Saturday, July 5, 2014

A Push-Pull with the Voices of Other Writers


 You know you're developing an internal voice for writing when you find yourself avoiding or approaching other authors on the basis of how they'll affect your own voice during a writing session.

I'm reading an author right now with whom I've got a push-pull relationship. Her voice and in turn her ethos or stance can become too influential on some days, like a fascinating but strong-willed companion. But I have also become strong willed so it's a balancing act, deciding when to use her work to jump-start my day and when she is crowding me out. I need a sensor for that impact.

Sometimes picking up a particular writer serves to "jump start" my writing day. Just a few sentences or lines, and my own writing voice gets fired up and ready to work. Invention begins as a desire to join the conversation started by the other writer. It really doesn't matter what the author is writing about: more style/approach and less content/subject/genre.

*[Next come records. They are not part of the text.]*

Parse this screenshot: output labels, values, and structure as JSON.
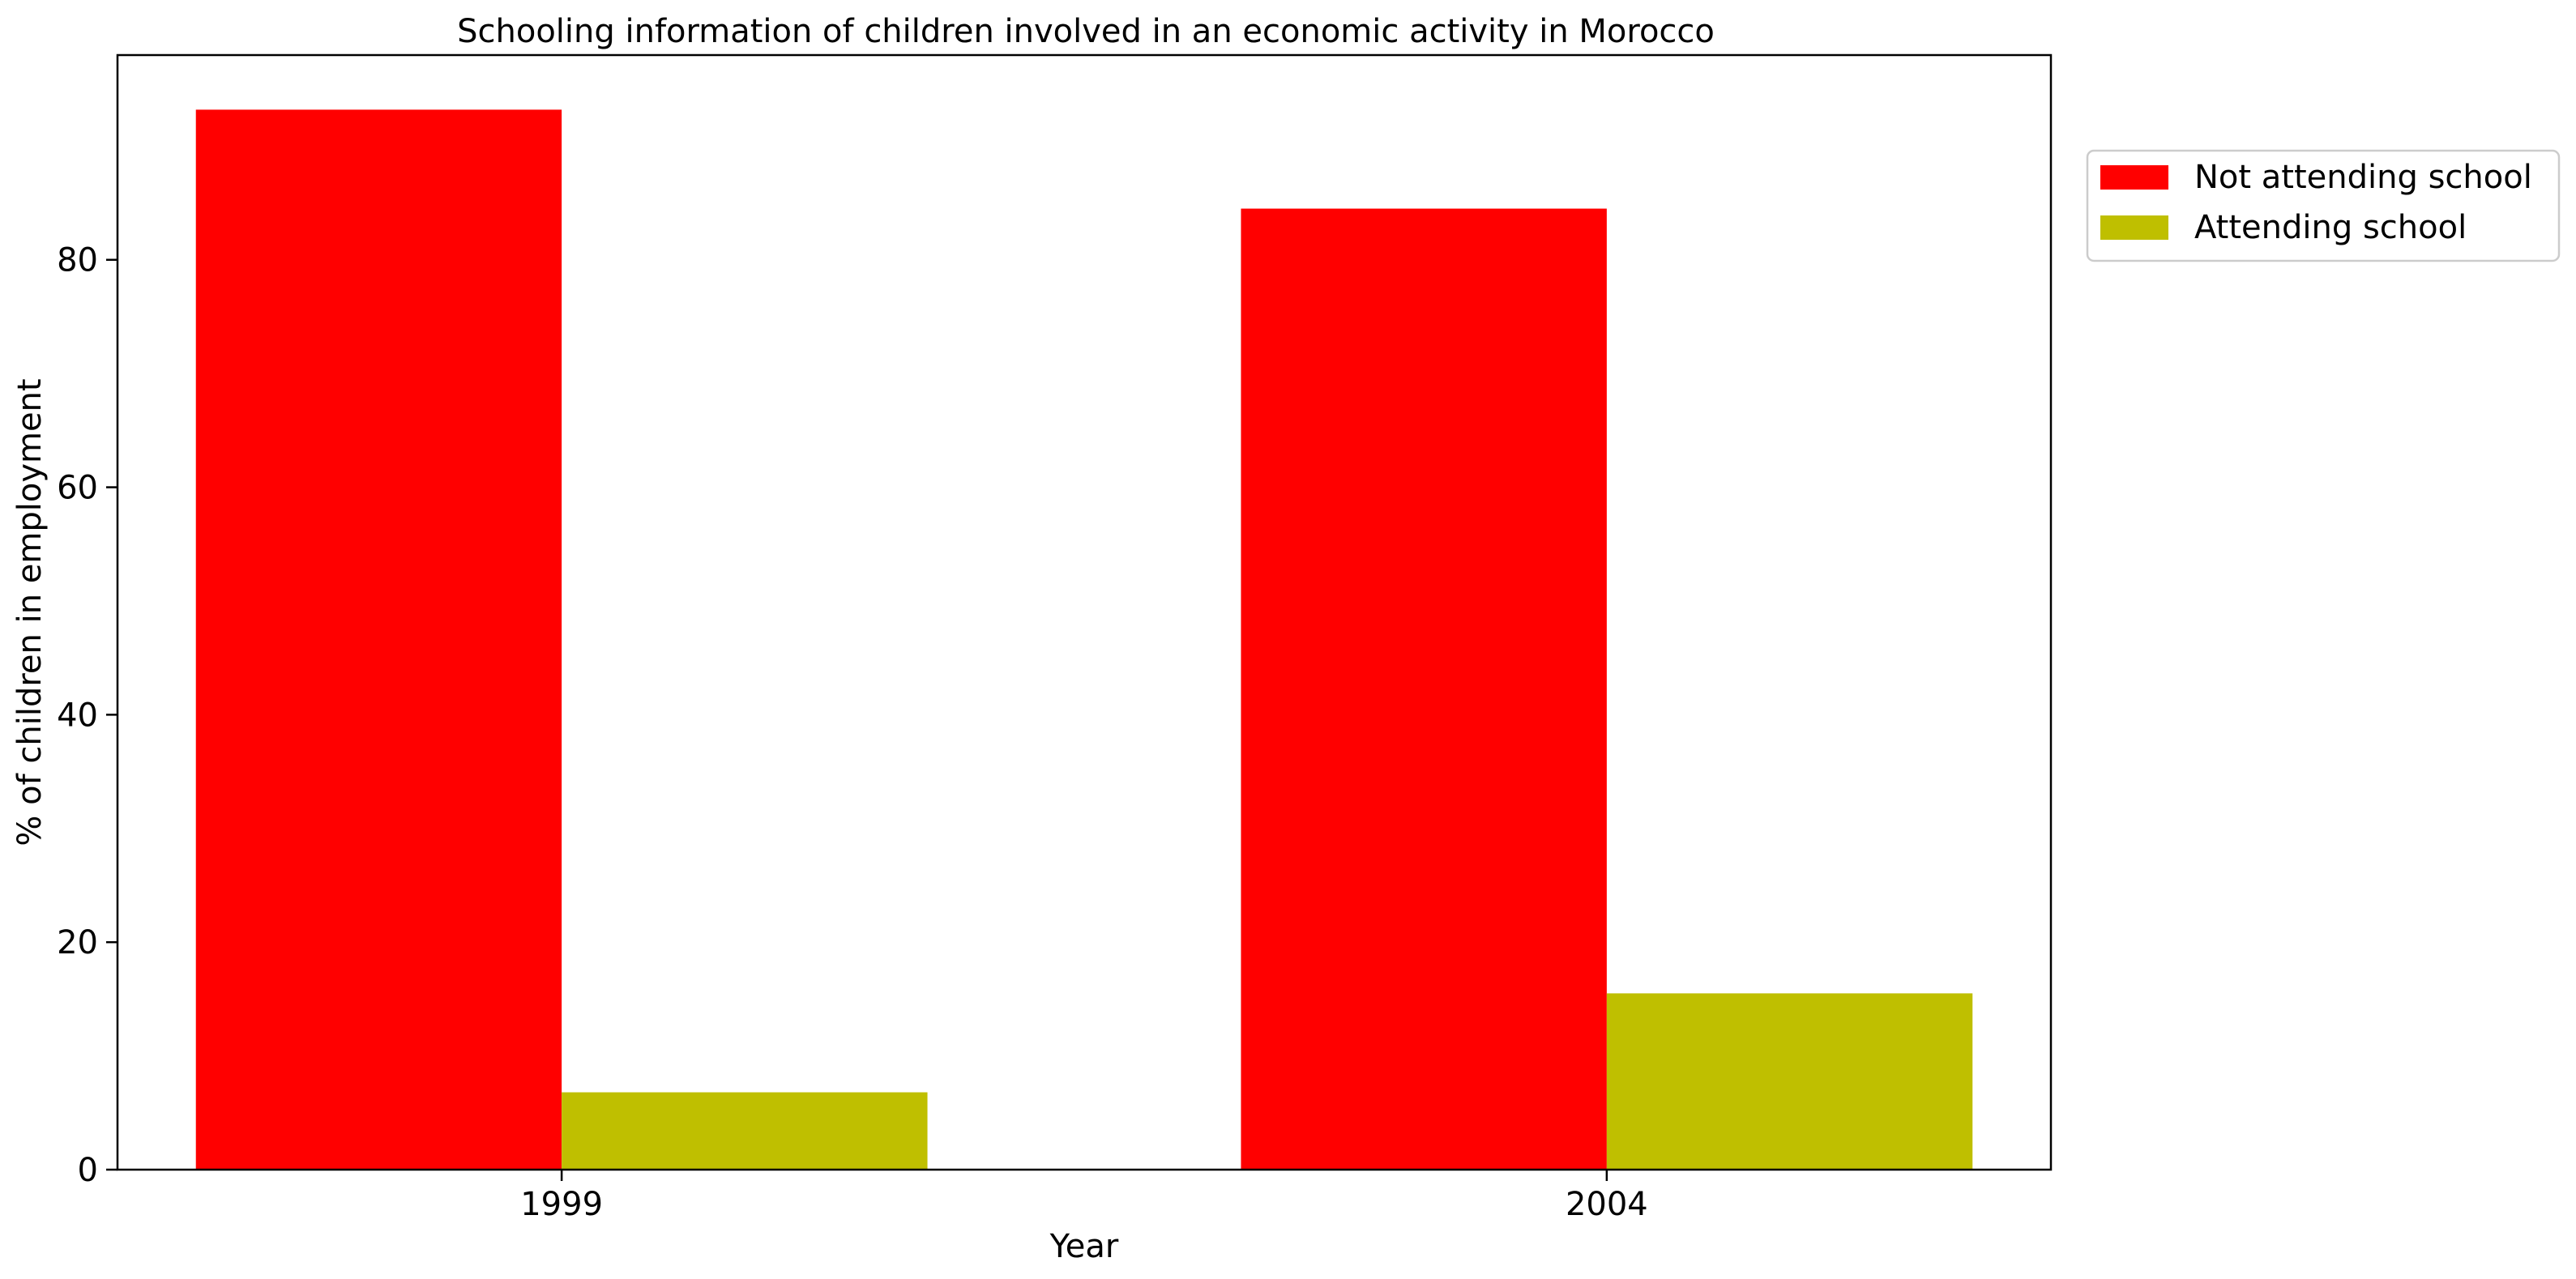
{
  "chart_data": {
    "type": "bar",
    "title": "Schooling information of children involved in an economic activity in Morocco",
    "xlabel": "Year",
    "ylabel": "% of children in employment",
    "categories": [
      "1999",
      "2004"
    ],
    "series": [
      {
        "name": "Not attending school",
        "color": "#ff0000",
        "values": [
          93.2,
          84.5
        ]
      },
      {
        "name": "Attending school",
        "color": "#bfbf00",
        "values": [
          6.8,
          15.5
        ]
      }
    ],
    "ylim": [
      0,
      98
    ],
    "yticks": [
      0,
      20,
      40,
      60,
      80
    ],
    "ytick_labels": [
      "0",
      "20",
      "40",
      "60",
      "80"
    ],
    "grid": false,
    "legend_position": "outside-top-right"
  }
}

It's frequently helpful and even inspiring to get a draft done that way, imitating and picking up on another writer's voice. You can always go back and change your style at a later moment, a later draft. From this method, you may see new angles and find material. Adopting a voice can produce an interesting base coat and challenge a writer to think differently (aka "critical thinking"). Sometimes though I need to enforce a complete break from another writer's strong voice early on. It's all about assessing and accepting what's really happening.